Holland or Mars? (Being “special”)

DSC_0202I read “Welcome to Holland” some time ago now, when the Doctor told me that Jamie had ASD (2007) he gave me lots of paperwork and information and this was one of the sheets among them – and the one that made the most sense. It was written in 1987 by Emily Perl Kingsley, about having a child with a disability. In “Welcome To Holland” Emily uses the metaphor of excitement for a holiday to Italy that turns to huge disappointment as the plane lands in Holland and they have to take their holiday there instead.

“Holland?!?” you say. “What do you mean Holland?? I signed up for Italy! I’m supposed to be in Italy. All my life I’ve dreamed of going to Italy.”

The metaphor is that the trip to Italy is a typical birth and child-raising experience, and that the trip to Holland is the experiencing of having and raising a child with special-needs.

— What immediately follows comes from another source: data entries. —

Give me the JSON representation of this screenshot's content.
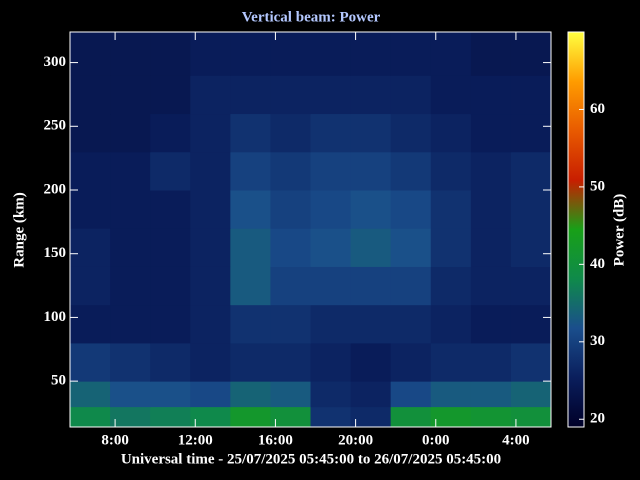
{
  "chart_data": {
    "type": "heatmap",
    "title": "Vertical beam: Power",
    "x_label": "Universal time - 25/07/2025 05:45:00 to 26/07/2025 05:45:00",
    "y_label": "Range (km)",
    "colorbar_label": "Power (dB)",
    "xlim": [
      5.75,
      29.75
    ],
    "xticks": [
      {
        "value": 8,
        "label": "8:00"
      },
      {
        "value": 12,
        "label": "12:00"
      },
      {
        "value": 16,
        "label": "16:00"
      },
      {
        "value": 20,
        "label": "20:00"
      },
      {
        "value": 24,
        "label": "0:00"
      },
      {
        "value": 28,
        "label": "4:00"
      }
    ],
    "ylim": [
      14,
      324
    ],
    "yticks": [
      50,
      100,
      150,
      200,
      250,
      300
    ],
    "clim": [
      19,
      70
    ],
    "cticks": [
      20,
      30,
      40,
      50,
      60
    ],
    "colorscale": [
      "#000028",
      "#0a1e5c",
      "#1a4e8c",
      "#0f8a4a",
      "#18a018",
      "#c81e00",
      "#e85a00",
      "#ff9c00",
      "#ffff40"
    ],
    "x_edges": [
      5.75,
      7.75,
      9.75,
      11.75,
      13.75,
      15.75,
      17.75,
      19.75,
      21.75,
      23.75,
      25.75,
      27.75,
      29.75
    ],
    "y_edges": [
      14,
      30,
      50,
      80,
      110,
      140,
      170,
      200,
      230,
      260,
      290,
      324
    ],
    "z": [
      [
        38,
        36,
        37,
        38,
        42,
        40,
        28,
        27,
        40,
        42,
        41,
        40
      ],
      [
        34,
        32,
        32,
        31,
        34,
        33,
        27,
        26,
        31,
        33,
        33,
        34
      ],
      [
        29,
        28,
        27,
        26,
        27,
        27,
        26,
        25,
        26,
        27,
        27,
        28
      ],
      [
        25,
        25,
        25,
        26,
        28,
        28,
        27,
        27,
        27,
        26,
        25,
        25
      ],
      [
        26,
        25,
        25,
        26,
        33,
        30,
        30,
        30,
        30,
        27,
        26,
        26
      ],
      [
        26,
        25,
        25,
        26,
        33,
        31,
        32,
        33,
        32,
        28,
        26,
        27
      ],
      [
        25,
        25,
        25,
        26,
        32,
        30,
        31,
        32,
        31,
        28,
        26,
        27
      ],
      [
        25,
        25,
        27,
        26,
        30,
        29,
        30,
        30,
        29,
        27,
        26,
        27
      ],
      [
        24,
        24,
        25,
        26,
        28,
        27,
        28,
        28,
        27,
        26,
        25,
        25
      ],
      [
        24,
        24,
        24,
        26,
        26,
        26,
        26,
        26,
        26,
        25,
        25,
        25
      ],
      [
        24,
        24,
        24,
        25,
        25,
        25,
        25,
        25,
        25,
        25,
        24,
        24
      ]
    ]
  }
}
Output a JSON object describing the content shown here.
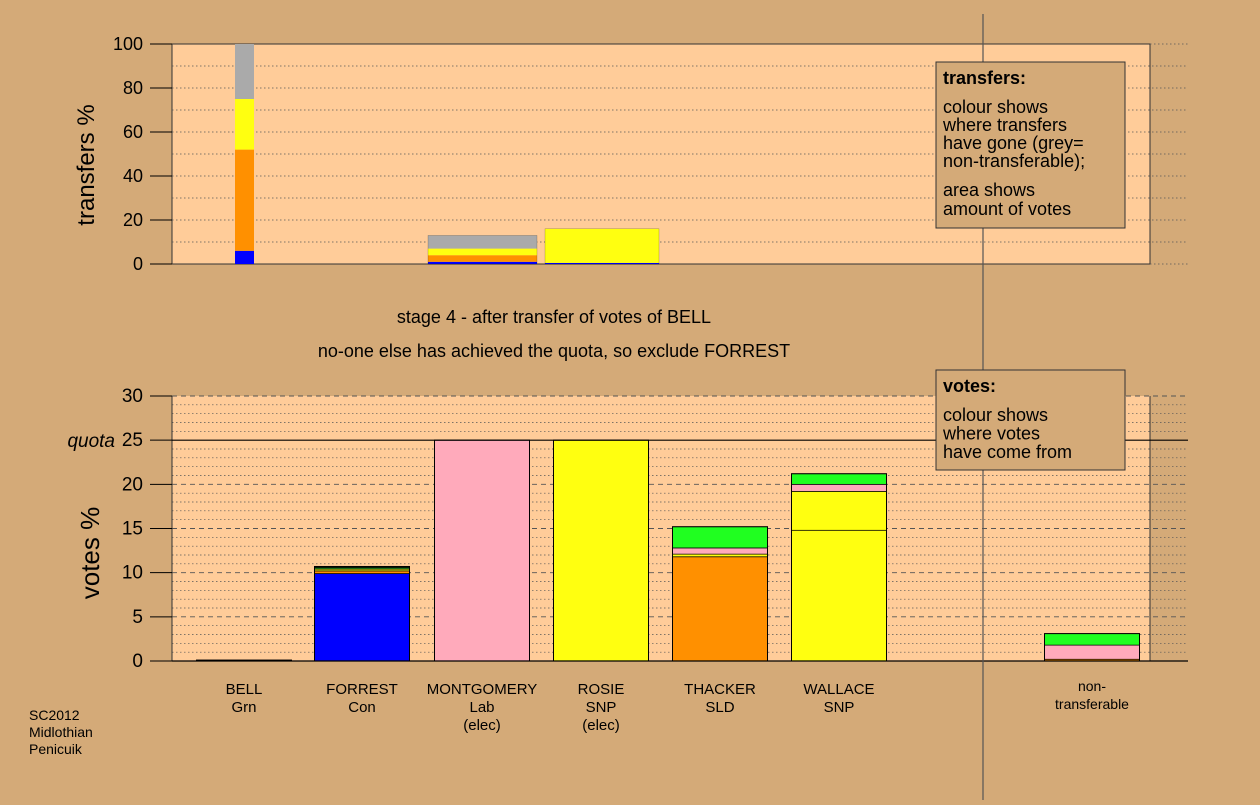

But everyone you know is busy coming and going from Italy… and they’re all bragging about what a wonderful time they had there. And for the rest of your life, you will say “Yes, that’s where I was supposed to go. That’s what I had planned.”

You can read the whole thing here: http://www.our-kids.org/Archives/Holland.html

Don’t We All?

It is strange really – I don’t think anyone really ends up where they thought they were going. When you find out you’re pregnant people talk about what it will be like, how will you cope etc with a baby. When I realised I’d be doing it all on my own my sister was shocked that I could even contemplate it “the first 4 months are the hardest – how will you get it’s feeds ready??” – that was obviously a job her husband did. “Who will buy you Mothers Day cards?” was another.

I thought about how I could cope, how I could get his feeds done, etc. I had a plan. Once he went to school, I’d go back to work etc etc… you have an image of what it will be like and of course mostly – and I imagine for every family out there – the reality of having children is different once they arrive and turn your world upside down.

So now I’m in Holland. Things are very different here. My Baby is now 10 years old. I don’t think he is in Holland though. I think he is possibly in Mars. His world is very different to ours. So not only am I in Holland without a guide, I’m also working with someone who speaks a different language and sees things very differently.

Visiting Secondary Schools

When we are in our own little bubble it is easy to forget that we’re in different worlds. I’m okay with Holland. I’ve gotten used to it here and I love my son so much so of course I’m okay with it. You even tell yourself you wouldn’t have it any other way…

We went to visit a Mainstream secondary school Monday. Because Jamie has a Statement of Special Educational Needs (and his is Complex Needs so he gets a lot of one to one time with Learning Support Assistants – LSAs), this means that we have to start thinking about Secondary School Placements now. I have to decide if I want to try to get him a place in a Special School or whether Mainstream provision will be able to provide for his “complex needs”. I’ve been to our local special school 4 times over the years. Each time it had improved, each time I wanted him to go there but was told no – there just wasn’t room. Compromises were made; getting hours of 1:1 back in place, incorporating brain breaks, comfort breaks  (although I don’t think these have actually happened). Jamie HATES going to school. By thursday he is exhausted and he was getting so anxious about school that it was preventing him from sleeping so I’ve just had to start giving him medication with Melatonin (although it’s not natural because the doctor has to give us the  pharmaceutical industry version – ripe with “possible” side effects. Ironically one of them was insomnia and irritability – like we need any more of that! but I digress…).

We went to the mainstream secondary school – and on leaving I burst into tears.  I do the same when I go to special schools. I guess sometimes it all gets a bit too much because these are the times you realise you are not in Italy, you are in Holland and you think that they will be missing out on everything Italy would’ve given them. They are in Mars so they don’t even care! You do though – and sometimes, just moments like these when you see the pictures of the kids on the walls, you see the PE production photos, the amazing art departments, the enormous Sports Hall, the experience of school and everything that comes with it and you realise that there is no way your child can go there, or can have those experiences. And YES – You want to jump on a plane!

Luckily you can’t. So you start looking at Holland again with fresh eyes. You see all of the experiences that he WILL have; experiences he would never have had in Italy. And everything is okay again with Holland.. We can do this! He IS special, he IS different – and he needs to be somewhere where different is “normal”.

So – 2 mainstream schools down, 1 special needs school to see in March – then it’s our review in March! The fight is back on for special school  – with vengeance!


2 thoughts on “Holland or Mars? (Being “special”)

  1. I’ve read that quote before and it sums things up very well. My 15 yo son is autistic and we found out just before he was 3. It sounds like you are coping with a plan – excellent! For him and for YOU. Look forward to hearing how it all goes 🙂

    • Thank you! I know it’ll still be a fight – It was good to write and get off my chest though. 😀 Jamie was diagnosed when he was 5, although I knew before that.. x How is your son doing?